Quelques portières claquèrent. Un coup de sifflet strident se fit entendre et la grosse locomotive recommença à tirer le convoi. Par les interstices des rideaux, des éclats de lumière passèrent et disparurent. Le train était reparti.

À ce moment, une idée traversa l’esprit de Mrs Carrington et lui fit interrompre son déshabillage. Cet homme avait dit qu’il allait enquêter ou quelque chose comme ça ? Très certainement, il reviendrait dans un laps de temps plus ou moins long. Il ferait beau voir qu’elle le reçût en robe de chambre ! Elle entendait recevoir ses explications avec le maximum de dignité.

Forte de cette décision, elle s’assit sur son lit et attendit mais le temps passa sans ramener le conducteur. Alexandra sentit croître son agacement.

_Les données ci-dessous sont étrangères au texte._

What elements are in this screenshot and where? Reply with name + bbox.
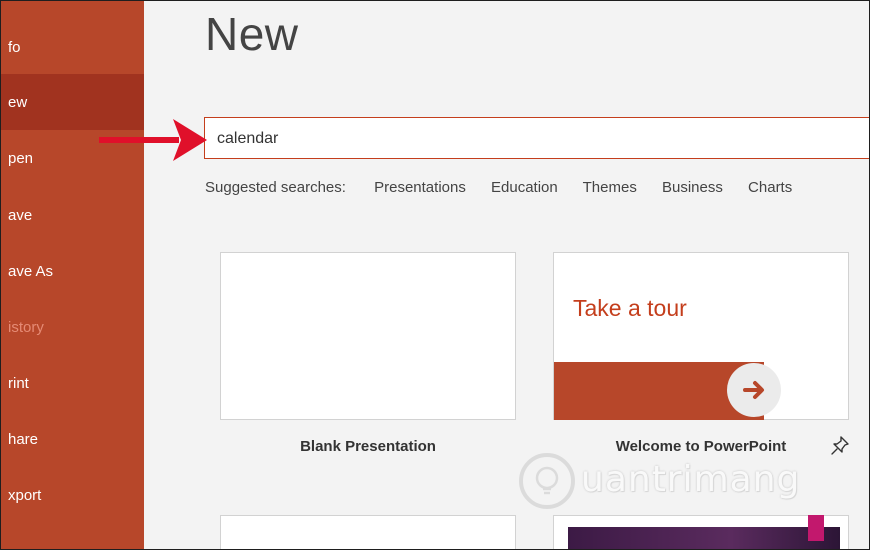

Ce fonctionnaire n’allait tout de même pas se moquer d’elle plus longtemps ! Sortant dans le couloir, d’ailleurs désert, elle l’aperçut qui, assis à sa place, lisait un journal :

— Eh bien ? appela-t-elle sèchement. C’est ainsi que vous cherchez ?

Il accourut :

— Je ne me serais pas permis de vous déranger encore, Mrs Carrington. Je pensais qu’après ces émotions il valait mieux vous laisser reposer et que demain matin…

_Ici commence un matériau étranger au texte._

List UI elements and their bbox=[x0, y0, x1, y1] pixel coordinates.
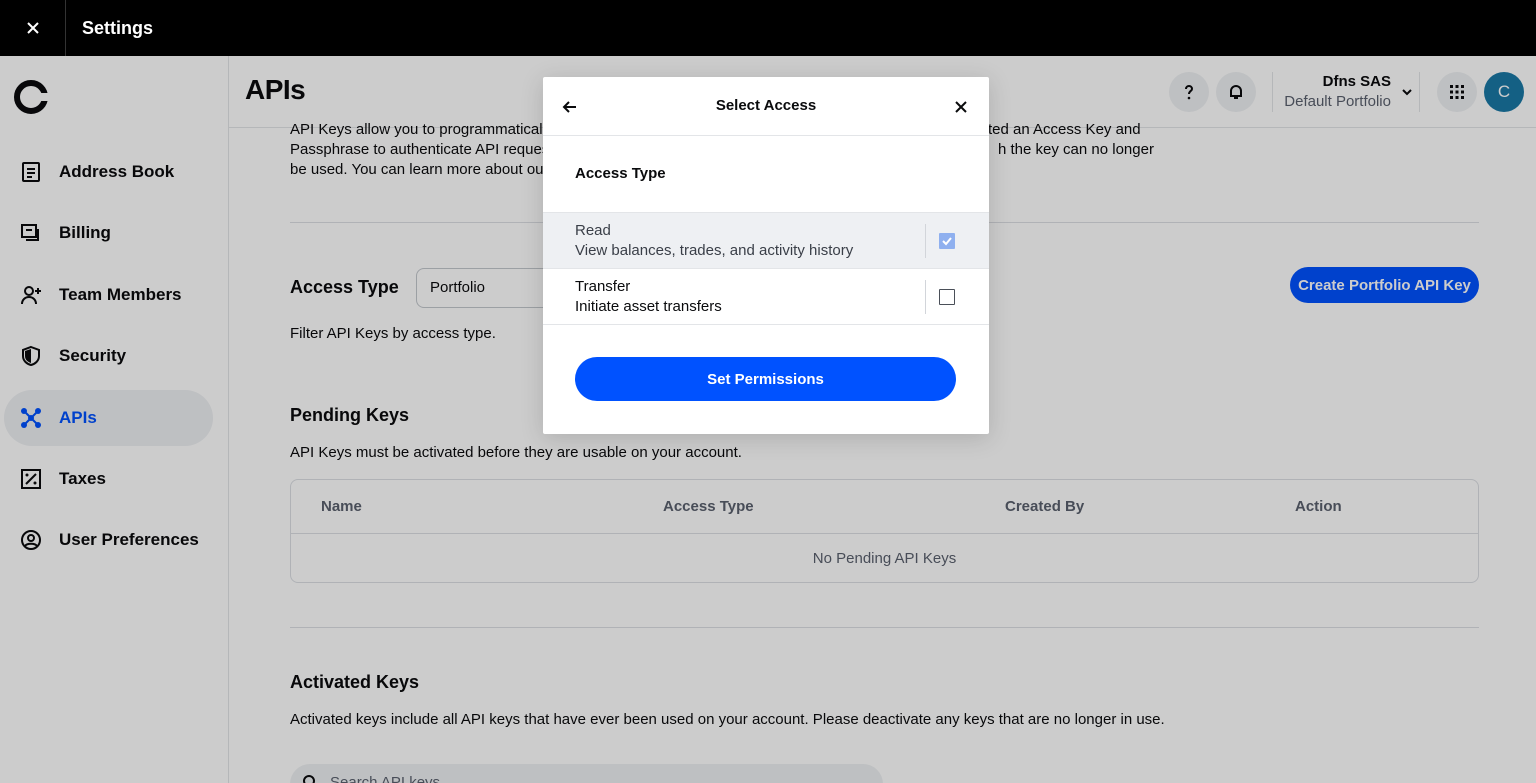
checkmark-icon bbox=[942, 237, 952, 246]
transfer-checkbox[interactable] bbox=[939, 289, 955, 305]
access-option-read[interactable]: Read View balances, trades, and activity… bbox=[543, 212, 989, 269]
option-description: View balances, trades, and activity hist… bbox=[575, 242, 854, 259]
close-icon bbox=[26, 22, 39, 34]
divider bbox=[925, 224, 926, 258]
option-title: Transfer bbox=[575, 278, 631, 295]
modal-subtitle: Access Type bbox=[575, 165, 666, 182]
select-access-modal: Select Access Access Type Read View bala… bbox=[543, 77, 989, 434]
window-title: Settings bbox=[82, 17, 154, 38]
set-permissions-button[interactable]: Set Permissions bbox=[575, 357, 956, 401]
modal-header: Select Access bbox=[543, 77, 989, 136]
close-settings-button[interactable] bbox=[0, 0, 66, 56]
close-icon[interactable] bbox=[951, 97, 971, 117]
top-bar: Settings bbox=[0, 0, 1536, 56]
access-option-transfer[interactable]: Transfer Initiate asset transfers bbox=[543, 268, 989, 325]
read-checkbox[interactable] bbox=[939, 233, 955, 249]
modal-title: Select Access bbox=[715, 97, 817, 114]
option-description: Initiate asset transfers bbox=[575, 298, 722, 315]
option-title: Read bbox=[575, 222, 611, 239]
divider bbox=[925, 280, 926, 314]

— Reposer ? Alors que n’importe qui peut entrer chez moi ?

— Vous n’avez plus rien à craindre et je peux vous assurer que vous ne serez plus importunée. Je crois savoir d’ailleurs qui s’est permis cette… inqualifiable intrusion et je suis certain…

— Vous croyez savoir ? ricana Alexandra hors d’elle. Quelle phrase bien tournée ! Mais vous l’avez toujours su, mon ami. Le malheur avec vous autres, Français, c’est que vous n’avez aucune moralité. Alors naturellement vous vous soutenez… Tenez ! On vous sonne !… Allez répondre !

En effet, on réclamait le conducteur au sleeping n° 2. Saluant froidement la jeune femme, il passa devant elle et se dirigea vers l’autre bout du wagon tandis que, véritablement hors d’elle, Alexandra réintégrait son compartiment dont elle claqua la porte derrière elle.